NIM Containers – Troubleshooting Appendix¶
See the Air‑Gap configuration guide.
Profile Not Found¶
Symptom¶
The container terminates during startup with a NoSuchKey error:
Selected profile: 74bfd8b2df5eafe452a9887637eef4820779fb4e1edb72a4a7a2a1a2d1e6480b (tensorrt_llm-a10g-bf16-tp1-pp1-throughput)
...
Exception: S3 GetObject failed: service error: NoSuchKey: The specified key does not exist.
Root Cause¶
The specified model profile is not present in the object storage bucket.
Resolution¶
- Copy the
Selected profilename from the log output, e.gtensorrt_llm-a10g-bf16-tp1-pp1-throughput - Follow the documented procedures to download and upload the required profiles:
- Download profiles
- Upload profiles
Lazy Instance Previously Poisoned¶
Symptom¶
pyo3_runtime.PanicException: Lazy instance has previously been poisoned
Root Cause / Resolution¶
- Endpoint is HTTP: NIM Containers require all communication to occur over HTTPS.
- Container Cannot Verify HTTPS Certificate: Ensure your Public CA or Private CA bundle is mounted to all DataRobot Kubernetes workloads. Refer to the Public CA configuration example.
MinIO Connection Error¶
Symptom¶
Exception: S3 GetObject failed: dispatch failure: io error: error trying to connect:
dns error: failed to lookup address information: Name or service not known: dns error
Root Cause¶
NIM supports only the S3 virtual-hosted style (<bucket>.<domain>). As a result, MinIO must be configured to accept wildcard hosts.
Resolution¶
Option A – Wildcard Configuration (Recommended)
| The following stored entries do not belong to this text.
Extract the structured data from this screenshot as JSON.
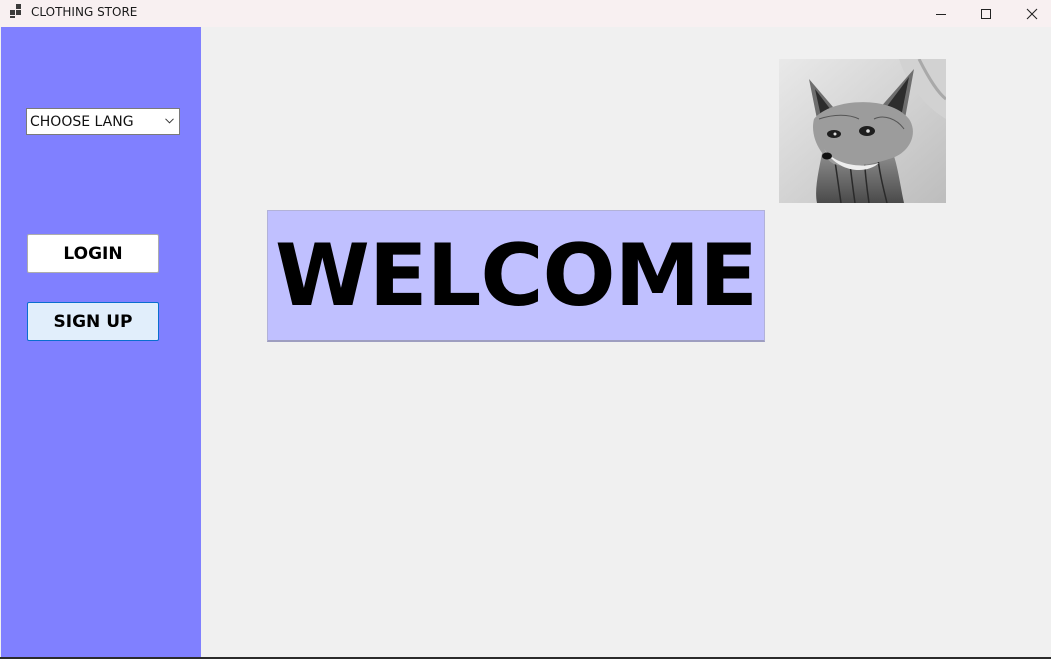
{
  "window": {
    "title": "CLOTHING STORE",
    "icons": [
      "app-icon",
      "minimize-icon",
      "maximize-icon",
      "close-icon"
    ]
  },
  "sidebar": {
    "background": "#8080ff",
    "language_select": {
      "value": "CHOOSE LANG"
    },
    "login_label": "LOGIN",
    "signup_label": "SIGN UP"
  },
  "main": {
    "welcome_text": "WELCOME",
    "welcome_background": "#c0c0ff",
    "picture": "fox-image"
  }
}
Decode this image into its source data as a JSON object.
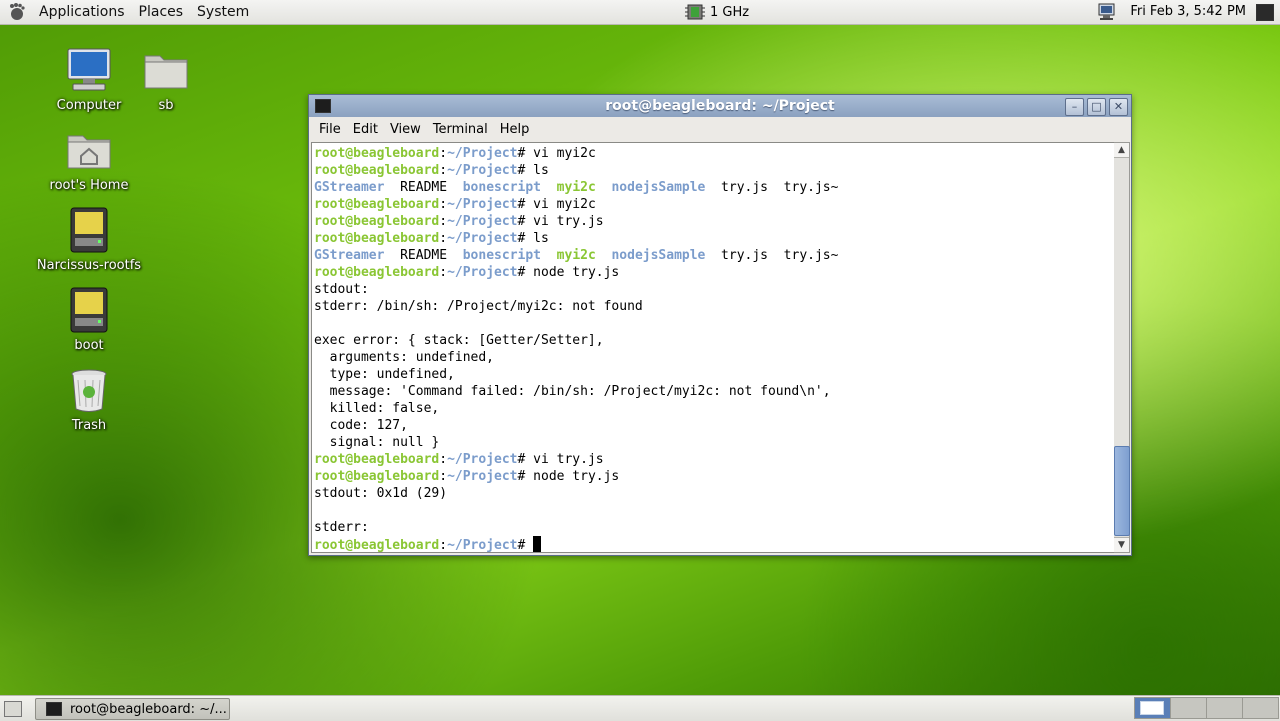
{
  "top_panel": {
    "menus": [
      "Applications",
      "Places",
      "System"
    ],
    "cpu_freq": "1 GHz",
    "clock": "Fri Feb  3,  5:42 PM"
  },
  "desktop_icons": [
    {
      "label": "Computer",
      "icon": "computer-icon"
    },
    {
      "label": "sb",
      "icon": "folder-icon"
    },
    {
      "label": "root's Home",
      "icon": "home-folder-icon"
    },
    {
      "label": "Narcissus-rootfs",
      "icon": "drive-icon"
    },
    {
      "label": "boot",
      "icon": "drive-icon"
    },
    {
      "label": "Trash",
      "icon": "trash-icon"
    }
  ],
  "window": {
    "title": "root@beagleboard: ~/Project",
    "menu": [
      "File",
      "Edit",
      "View",
      "Terminal",
      "Help"
    ],
    "buttons": {
      "minimize": "–",
      "maximize": "□",
      "close": "✕"
    }
  },
  "terminal": {
    "user": "root@beagleboard",
    "cwd": "~/Project",
    "colors": {
      "prompt": "#8ac634",
      "dir": "#7b9ccb"
    },
    "lines": [
      {
        "type": "prompt",
        "cmd": "vi myi2c"
      },
      {
        "type": "prompt",
        "cmd": "ls"
      },
      {
        "type": "ls",
        "entries": [
          "GStreamer",
          "README",
          "bonescript",
          "myi2c",
          "nodejsSample",
          "try.js",
          "try.js~"
        ]
      },
      {
        "type": "prompt",
        "cmd": "vi myi2c"
      },
      {
        "type": "prompt",
        "cmd": "vi try.js"
      },
      {
        "type": "prompt",
        "cmd": "ls"
      },
      {
        "type": "ls",
        "entries": [
          "GStreamer",
          "README",
          "bonescript",
          "myi2c",
          "nodejsSample",
          "try.js",
          "try.js~"
        ]
      },
      {
        "type": "prompt",
        "cmd": "node try.js"
      },
      {
        "type": "out",
        "text": "stdout:"
      },
      {
        "type": "out",
        "text": "stderr: /bin/sh: /Project/myi2c: not found"
      },
      {
        "type": "out",
        "text": ""
      },
      {
        "type": "out",
        "text": "exec error: { stack: [Getter/Setter],"
      },
      {
        "type": "out",
        "text": "  arguments: undefined,"
      },
      {
        "type": "out",
        "text": "  type: undefined,"
      },
      {
        "type": "out",
        "text": "  message: 'Command failed: /bin/sh: /Project/myi2c: not found\\n',"
      },
      {
        "type": "out",
        "text": "  killed: false,"
      },
      {
        "type": "out",
        "text": "  code: 127,"
      },
      {
        "type": "out",
        "text": "  signal: null }"
      },
      {
        "type": "prompt",
        "cmd": "vi try.js"
      },
      {
        "type": "prompt",
        "cmd": "node try.js"
      },
      {
        "type": "out",
        "text": "stdout: 0x1d (29)"
      },
      {
        "type": "out",
        "text": ""
      },
      {
        "type": "out",
        "text": "stderr:"
      },
      {
        "type": "prompt",
        "cmd": "",
        "cursor": true
      }
    ]
  },
  "taskbar": {
    "task_label": "root@beagleboard: ~/..."
  },
  "workspaces": {
    "count": 4,
    "active": 1
  }
}
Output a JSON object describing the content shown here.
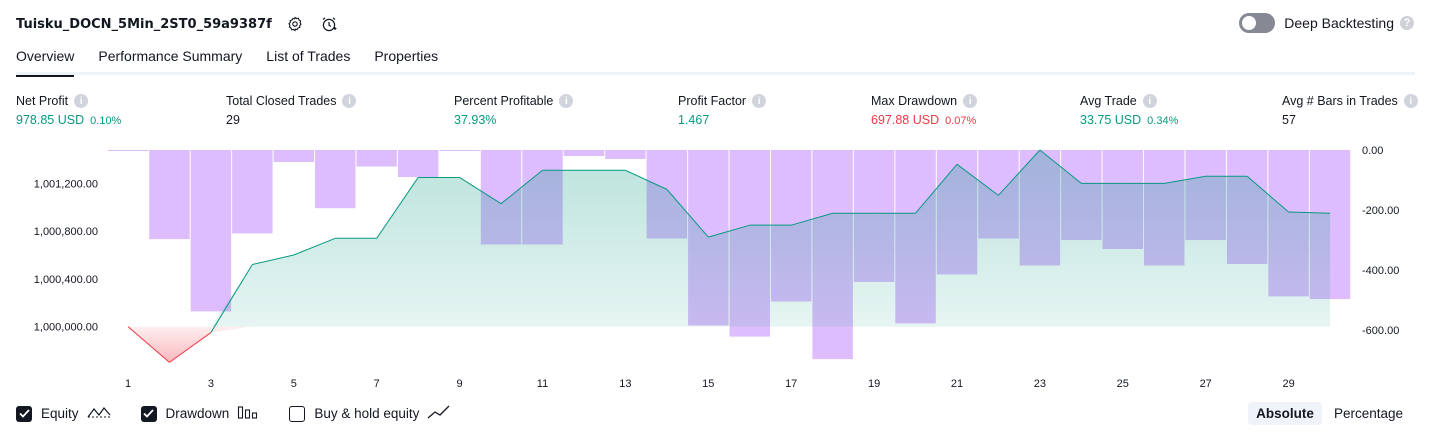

1. Configure DNS to support *.minio.internal-example.net.
2. Ensure the TLS certificate includes the Subject Alternative Name (SAN) for *.minio.internal-example.net.
3. Update ingress rules to allow wildcard hosts.
4. Set the domain name on the MinIO server using the following environment variable:
env:
- name: MINIO_DOMAIN
value: minio.internal-example.net
Option B - Path‑style fallback
1. Create a bucket that matches the domain part (minio).
2. Configure NIM:
NIM_REPOSITORY_OVERRIDE=s3://minio/
AWS_ENDPOINT_URL=https://internal-example.net/
MINIO_DOMAIN environment variable to internal-example.net.
Errors During Model Profile Uploads¶
Double Bucket Name in URL¶
Symptom:
botocore.exceptions.EndpointConnectionError: Could not connect to the endpoint URL:
"https://nim-bucket.nim-bucket.minio.internal-example.net/nim%252Fmeta%252Fllama-3.2-1b-instruct%253Ahf-e9f8eff-nim1.5%252B%253Ffile%253DLICENSE.txt"
Resolution:
Ensure that the AWS_ENDPOINT_URL environment variable does not include the bucket name.
# Incorrect {: #incorrect }
export AWS_ENDPOINT_URL=https://nim-bucket.minio.internal-example.net/
# Correct {: #correct }
export AWS_ENDPOINT_URL=https://minio.internal-example.net/
Signature Does Not Match¶
Symptom:
boto3.exceptions.S3UploadFailedError: Failed to upload ...
An error occurred (SignatureDoesNotMatch) when calling the PutObject operation:
The request signature we calculated does not match the signature you provided.
Check your key and signing method.
Root cause: This error is typically caused by an incorrect access key or secret. Review the logs for HTTP 403 errors to identify authentication issues.